The researcher is using a combination of adaptive evolution and computational biology to evolve lactic-acid strains with desired new functions that can enhance alternative dairy products. The main objectives of this technology are to develop non-GMO starter strains that can improve:
- fermentation of plant milk carbohydrates
- reduce fermentation times
- increase probiotic values
- minimize the number of ingredients needed
- eliminate off-flavors.
As a proof of concept, we are currently working on creating microbes for oat milk yogurt. This technology has the potential to transform the plant-based dairy industry by improving the efficiency, consumer acceptance, and overall quality of plant-based dairy products.
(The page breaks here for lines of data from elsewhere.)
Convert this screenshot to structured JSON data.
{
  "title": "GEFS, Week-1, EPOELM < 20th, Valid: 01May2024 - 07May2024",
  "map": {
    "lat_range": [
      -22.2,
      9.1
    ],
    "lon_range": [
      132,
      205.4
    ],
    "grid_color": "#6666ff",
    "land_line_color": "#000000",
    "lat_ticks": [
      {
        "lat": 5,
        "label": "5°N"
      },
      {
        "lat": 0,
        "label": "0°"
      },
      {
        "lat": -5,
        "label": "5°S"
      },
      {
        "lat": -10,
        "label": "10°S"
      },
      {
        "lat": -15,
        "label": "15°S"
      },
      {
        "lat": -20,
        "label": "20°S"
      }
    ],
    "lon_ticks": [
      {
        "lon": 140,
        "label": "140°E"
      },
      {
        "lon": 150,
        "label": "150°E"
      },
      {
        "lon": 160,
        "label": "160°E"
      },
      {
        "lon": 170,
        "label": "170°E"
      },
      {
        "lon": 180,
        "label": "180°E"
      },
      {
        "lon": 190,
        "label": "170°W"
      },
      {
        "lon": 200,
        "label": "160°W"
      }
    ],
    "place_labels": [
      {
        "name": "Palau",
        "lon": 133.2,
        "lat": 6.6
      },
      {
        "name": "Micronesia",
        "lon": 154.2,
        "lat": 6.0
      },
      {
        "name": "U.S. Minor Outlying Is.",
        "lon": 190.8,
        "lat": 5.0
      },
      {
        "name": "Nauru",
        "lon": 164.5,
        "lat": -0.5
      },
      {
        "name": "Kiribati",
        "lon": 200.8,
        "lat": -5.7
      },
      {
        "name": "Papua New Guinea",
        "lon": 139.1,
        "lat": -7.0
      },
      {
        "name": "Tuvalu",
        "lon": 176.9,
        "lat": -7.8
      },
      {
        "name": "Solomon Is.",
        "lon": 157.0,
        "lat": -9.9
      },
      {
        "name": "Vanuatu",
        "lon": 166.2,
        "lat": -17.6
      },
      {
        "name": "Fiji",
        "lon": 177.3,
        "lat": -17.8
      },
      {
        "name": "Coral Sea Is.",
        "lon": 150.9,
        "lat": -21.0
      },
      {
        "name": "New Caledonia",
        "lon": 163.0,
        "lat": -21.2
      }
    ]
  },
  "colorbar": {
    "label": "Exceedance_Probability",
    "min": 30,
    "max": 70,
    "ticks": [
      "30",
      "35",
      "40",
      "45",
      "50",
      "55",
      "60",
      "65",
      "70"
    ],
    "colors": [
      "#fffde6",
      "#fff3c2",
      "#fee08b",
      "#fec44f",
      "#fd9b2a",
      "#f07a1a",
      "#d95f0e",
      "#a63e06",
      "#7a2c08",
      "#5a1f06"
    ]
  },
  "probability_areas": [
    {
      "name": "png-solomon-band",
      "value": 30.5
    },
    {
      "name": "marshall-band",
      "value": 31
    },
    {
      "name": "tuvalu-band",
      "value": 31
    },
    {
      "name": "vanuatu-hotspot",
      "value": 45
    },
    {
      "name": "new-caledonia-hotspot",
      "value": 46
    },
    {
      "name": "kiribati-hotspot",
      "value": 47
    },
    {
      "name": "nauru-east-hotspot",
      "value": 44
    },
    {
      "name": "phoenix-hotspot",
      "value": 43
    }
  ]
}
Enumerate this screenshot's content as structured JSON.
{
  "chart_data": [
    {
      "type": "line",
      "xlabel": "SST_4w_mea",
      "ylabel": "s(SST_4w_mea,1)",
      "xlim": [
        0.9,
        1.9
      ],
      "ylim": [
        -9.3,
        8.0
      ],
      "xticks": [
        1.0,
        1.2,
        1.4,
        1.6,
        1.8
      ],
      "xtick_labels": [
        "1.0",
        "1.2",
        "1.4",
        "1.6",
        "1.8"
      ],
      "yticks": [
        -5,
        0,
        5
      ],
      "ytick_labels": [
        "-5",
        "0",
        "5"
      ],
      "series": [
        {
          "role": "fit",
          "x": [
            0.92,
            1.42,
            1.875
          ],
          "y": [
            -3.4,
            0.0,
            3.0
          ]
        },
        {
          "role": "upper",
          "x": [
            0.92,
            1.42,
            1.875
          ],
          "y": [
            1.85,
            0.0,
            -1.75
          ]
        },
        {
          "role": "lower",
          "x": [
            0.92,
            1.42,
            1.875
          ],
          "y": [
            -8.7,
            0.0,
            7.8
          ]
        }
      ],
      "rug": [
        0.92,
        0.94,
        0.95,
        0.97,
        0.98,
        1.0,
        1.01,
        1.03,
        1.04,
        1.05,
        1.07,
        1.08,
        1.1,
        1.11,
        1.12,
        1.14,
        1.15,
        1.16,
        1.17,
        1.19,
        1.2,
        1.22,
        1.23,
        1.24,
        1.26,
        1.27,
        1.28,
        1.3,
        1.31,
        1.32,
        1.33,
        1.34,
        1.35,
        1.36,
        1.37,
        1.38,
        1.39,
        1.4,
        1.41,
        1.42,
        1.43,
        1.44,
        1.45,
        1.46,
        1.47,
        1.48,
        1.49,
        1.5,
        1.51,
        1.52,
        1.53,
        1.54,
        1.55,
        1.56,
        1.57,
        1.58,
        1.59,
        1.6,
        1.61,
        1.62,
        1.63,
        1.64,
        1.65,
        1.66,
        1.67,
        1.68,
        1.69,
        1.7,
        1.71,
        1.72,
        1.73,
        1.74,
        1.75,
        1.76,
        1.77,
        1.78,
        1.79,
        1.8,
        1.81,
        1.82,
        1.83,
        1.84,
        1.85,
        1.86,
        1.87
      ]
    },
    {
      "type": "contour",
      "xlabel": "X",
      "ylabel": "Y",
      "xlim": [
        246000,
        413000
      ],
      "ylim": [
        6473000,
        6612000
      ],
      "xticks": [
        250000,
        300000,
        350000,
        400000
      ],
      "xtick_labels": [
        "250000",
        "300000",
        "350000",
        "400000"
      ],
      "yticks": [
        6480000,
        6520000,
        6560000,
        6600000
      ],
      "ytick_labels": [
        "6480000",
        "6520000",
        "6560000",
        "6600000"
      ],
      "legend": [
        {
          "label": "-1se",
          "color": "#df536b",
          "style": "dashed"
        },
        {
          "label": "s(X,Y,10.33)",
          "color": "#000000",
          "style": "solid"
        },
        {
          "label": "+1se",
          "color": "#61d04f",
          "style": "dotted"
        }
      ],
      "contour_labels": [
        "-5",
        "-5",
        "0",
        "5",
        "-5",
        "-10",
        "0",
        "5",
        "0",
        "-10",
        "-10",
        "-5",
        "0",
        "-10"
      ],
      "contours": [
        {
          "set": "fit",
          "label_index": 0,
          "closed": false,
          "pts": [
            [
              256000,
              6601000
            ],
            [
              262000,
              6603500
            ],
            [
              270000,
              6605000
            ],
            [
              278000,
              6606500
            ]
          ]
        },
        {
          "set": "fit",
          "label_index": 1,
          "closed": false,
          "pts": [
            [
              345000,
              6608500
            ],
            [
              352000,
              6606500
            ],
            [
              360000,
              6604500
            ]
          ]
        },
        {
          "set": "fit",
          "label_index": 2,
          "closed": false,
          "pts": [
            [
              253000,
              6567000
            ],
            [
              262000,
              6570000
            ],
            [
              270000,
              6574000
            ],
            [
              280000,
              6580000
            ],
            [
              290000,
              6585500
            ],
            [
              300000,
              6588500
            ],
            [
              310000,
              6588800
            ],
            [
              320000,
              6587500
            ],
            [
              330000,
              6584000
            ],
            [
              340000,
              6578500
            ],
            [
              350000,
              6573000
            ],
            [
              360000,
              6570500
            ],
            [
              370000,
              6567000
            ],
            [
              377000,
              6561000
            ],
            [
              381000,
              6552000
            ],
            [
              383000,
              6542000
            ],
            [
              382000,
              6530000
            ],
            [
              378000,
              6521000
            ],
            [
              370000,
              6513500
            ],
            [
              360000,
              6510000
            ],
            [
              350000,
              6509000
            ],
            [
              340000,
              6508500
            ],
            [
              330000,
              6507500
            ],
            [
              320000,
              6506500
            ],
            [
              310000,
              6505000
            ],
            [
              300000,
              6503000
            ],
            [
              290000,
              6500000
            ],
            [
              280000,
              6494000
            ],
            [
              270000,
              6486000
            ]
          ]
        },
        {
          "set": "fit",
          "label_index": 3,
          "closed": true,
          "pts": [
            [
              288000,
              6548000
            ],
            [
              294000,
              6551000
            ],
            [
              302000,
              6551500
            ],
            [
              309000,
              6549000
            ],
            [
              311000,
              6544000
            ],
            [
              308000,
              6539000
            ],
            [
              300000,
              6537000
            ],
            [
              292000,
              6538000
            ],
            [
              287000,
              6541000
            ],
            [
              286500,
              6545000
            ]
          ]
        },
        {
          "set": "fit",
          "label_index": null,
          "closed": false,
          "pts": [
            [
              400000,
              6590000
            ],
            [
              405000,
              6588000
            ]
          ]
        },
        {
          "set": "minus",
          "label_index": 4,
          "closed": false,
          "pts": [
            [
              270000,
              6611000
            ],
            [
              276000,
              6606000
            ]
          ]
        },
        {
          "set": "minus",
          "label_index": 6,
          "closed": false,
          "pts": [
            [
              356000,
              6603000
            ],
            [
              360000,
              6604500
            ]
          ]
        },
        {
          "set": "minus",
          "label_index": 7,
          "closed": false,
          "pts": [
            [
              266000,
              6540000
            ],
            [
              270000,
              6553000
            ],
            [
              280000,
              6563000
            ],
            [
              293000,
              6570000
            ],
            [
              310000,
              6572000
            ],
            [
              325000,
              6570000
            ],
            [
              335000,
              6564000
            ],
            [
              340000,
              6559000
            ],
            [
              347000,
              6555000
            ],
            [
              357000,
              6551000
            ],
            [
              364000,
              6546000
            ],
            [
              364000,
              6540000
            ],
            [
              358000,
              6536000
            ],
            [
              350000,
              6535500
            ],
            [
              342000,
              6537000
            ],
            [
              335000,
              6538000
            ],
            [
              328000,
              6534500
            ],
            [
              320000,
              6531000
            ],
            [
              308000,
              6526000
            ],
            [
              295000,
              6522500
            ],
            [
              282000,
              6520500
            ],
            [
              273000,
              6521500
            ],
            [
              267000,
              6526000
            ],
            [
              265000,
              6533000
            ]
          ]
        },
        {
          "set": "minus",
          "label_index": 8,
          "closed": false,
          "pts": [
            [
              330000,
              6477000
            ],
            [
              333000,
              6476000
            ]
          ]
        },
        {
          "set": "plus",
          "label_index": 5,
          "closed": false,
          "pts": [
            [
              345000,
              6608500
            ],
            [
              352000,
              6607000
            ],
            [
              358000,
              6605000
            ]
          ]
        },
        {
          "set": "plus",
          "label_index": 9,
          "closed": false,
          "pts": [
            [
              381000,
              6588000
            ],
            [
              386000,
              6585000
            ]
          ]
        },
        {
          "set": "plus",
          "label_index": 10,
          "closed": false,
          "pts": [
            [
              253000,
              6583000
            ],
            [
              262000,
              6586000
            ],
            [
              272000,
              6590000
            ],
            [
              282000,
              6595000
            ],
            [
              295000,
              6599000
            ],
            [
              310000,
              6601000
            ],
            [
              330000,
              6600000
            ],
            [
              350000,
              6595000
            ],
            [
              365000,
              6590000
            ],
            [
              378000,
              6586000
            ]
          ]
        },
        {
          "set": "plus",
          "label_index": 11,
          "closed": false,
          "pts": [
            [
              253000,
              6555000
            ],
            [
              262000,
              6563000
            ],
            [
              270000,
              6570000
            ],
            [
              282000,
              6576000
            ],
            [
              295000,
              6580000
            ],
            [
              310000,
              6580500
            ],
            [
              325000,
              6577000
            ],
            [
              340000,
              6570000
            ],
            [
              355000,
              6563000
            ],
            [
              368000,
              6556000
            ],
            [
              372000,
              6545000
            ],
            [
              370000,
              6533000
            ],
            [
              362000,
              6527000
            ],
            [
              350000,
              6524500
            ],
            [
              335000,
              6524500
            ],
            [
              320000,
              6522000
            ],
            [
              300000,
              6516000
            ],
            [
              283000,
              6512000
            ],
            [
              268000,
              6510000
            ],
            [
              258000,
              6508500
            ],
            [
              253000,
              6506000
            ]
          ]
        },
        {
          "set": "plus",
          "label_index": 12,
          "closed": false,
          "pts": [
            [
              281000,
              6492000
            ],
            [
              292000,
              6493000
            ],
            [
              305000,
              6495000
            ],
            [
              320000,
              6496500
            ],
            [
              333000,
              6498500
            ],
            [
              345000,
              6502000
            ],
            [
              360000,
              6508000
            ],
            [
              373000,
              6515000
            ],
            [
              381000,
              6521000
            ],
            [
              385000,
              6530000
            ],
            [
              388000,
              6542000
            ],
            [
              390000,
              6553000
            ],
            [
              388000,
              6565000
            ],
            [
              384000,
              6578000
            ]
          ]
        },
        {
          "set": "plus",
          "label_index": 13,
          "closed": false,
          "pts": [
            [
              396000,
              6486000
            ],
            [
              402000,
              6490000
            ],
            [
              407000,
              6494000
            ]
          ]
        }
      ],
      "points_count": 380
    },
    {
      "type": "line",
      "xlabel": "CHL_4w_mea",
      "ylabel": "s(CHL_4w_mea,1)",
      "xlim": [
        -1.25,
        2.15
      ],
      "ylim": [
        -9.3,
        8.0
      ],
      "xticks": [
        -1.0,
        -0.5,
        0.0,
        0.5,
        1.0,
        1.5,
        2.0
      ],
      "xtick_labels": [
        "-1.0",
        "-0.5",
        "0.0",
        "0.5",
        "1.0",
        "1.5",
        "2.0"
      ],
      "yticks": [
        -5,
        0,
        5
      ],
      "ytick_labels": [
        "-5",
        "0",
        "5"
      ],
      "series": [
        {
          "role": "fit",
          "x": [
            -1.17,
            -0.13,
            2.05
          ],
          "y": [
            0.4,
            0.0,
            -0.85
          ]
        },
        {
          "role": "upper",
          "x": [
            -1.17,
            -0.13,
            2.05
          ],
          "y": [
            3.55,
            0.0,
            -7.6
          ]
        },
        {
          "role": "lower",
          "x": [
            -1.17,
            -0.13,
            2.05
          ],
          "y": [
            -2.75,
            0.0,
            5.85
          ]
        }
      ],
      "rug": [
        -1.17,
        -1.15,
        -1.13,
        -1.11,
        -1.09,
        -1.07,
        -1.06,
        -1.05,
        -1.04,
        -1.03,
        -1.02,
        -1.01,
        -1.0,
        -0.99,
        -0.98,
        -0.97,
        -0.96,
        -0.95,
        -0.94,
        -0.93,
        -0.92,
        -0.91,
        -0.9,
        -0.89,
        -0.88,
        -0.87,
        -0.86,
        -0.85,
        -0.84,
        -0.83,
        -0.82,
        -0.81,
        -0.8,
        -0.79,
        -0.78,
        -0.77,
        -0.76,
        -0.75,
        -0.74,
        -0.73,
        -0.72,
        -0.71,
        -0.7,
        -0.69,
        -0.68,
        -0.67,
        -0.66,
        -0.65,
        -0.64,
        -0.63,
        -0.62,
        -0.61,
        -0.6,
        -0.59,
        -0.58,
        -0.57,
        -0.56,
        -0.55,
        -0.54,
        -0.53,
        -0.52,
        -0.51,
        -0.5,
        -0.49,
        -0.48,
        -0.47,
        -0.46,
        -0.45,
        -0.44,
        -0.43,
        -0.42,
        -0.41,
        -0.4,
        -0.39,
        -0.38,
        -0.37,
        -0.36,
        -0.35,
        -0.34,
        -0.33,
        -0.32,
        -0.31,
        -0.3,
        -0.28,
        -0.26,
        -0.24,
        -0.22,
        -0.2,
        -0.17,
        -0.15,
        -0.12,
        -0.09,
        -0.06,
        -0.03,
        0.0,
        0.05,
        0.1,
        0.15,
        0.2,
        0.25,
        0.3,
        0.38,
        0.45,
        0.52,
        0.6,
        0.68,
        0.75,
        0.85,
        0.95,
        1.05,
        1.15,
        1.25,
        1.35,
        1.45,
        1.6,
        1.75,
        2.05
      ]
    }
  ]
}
Tailoring lactic-acid strains to plant-based milks can significantly enhance their ability to ferment and produce premium-quality dairy products such as yogurt, cheese, and more. This innovation has potential applications in alternative protein market, the health and wellness market, special dietary needs (low-carb or ketogenic diets) markets, and premium yogurt markets. The researcher is actively seeking commercial partners in the fermented dairy and plant-based yogurt industries to help steer the research and translate the findings into commercial products. By partnering with industry leaders, this research can revolutionize the plant-based dairy industry and provide consumers with healthier and more sustainable dairy alternatives.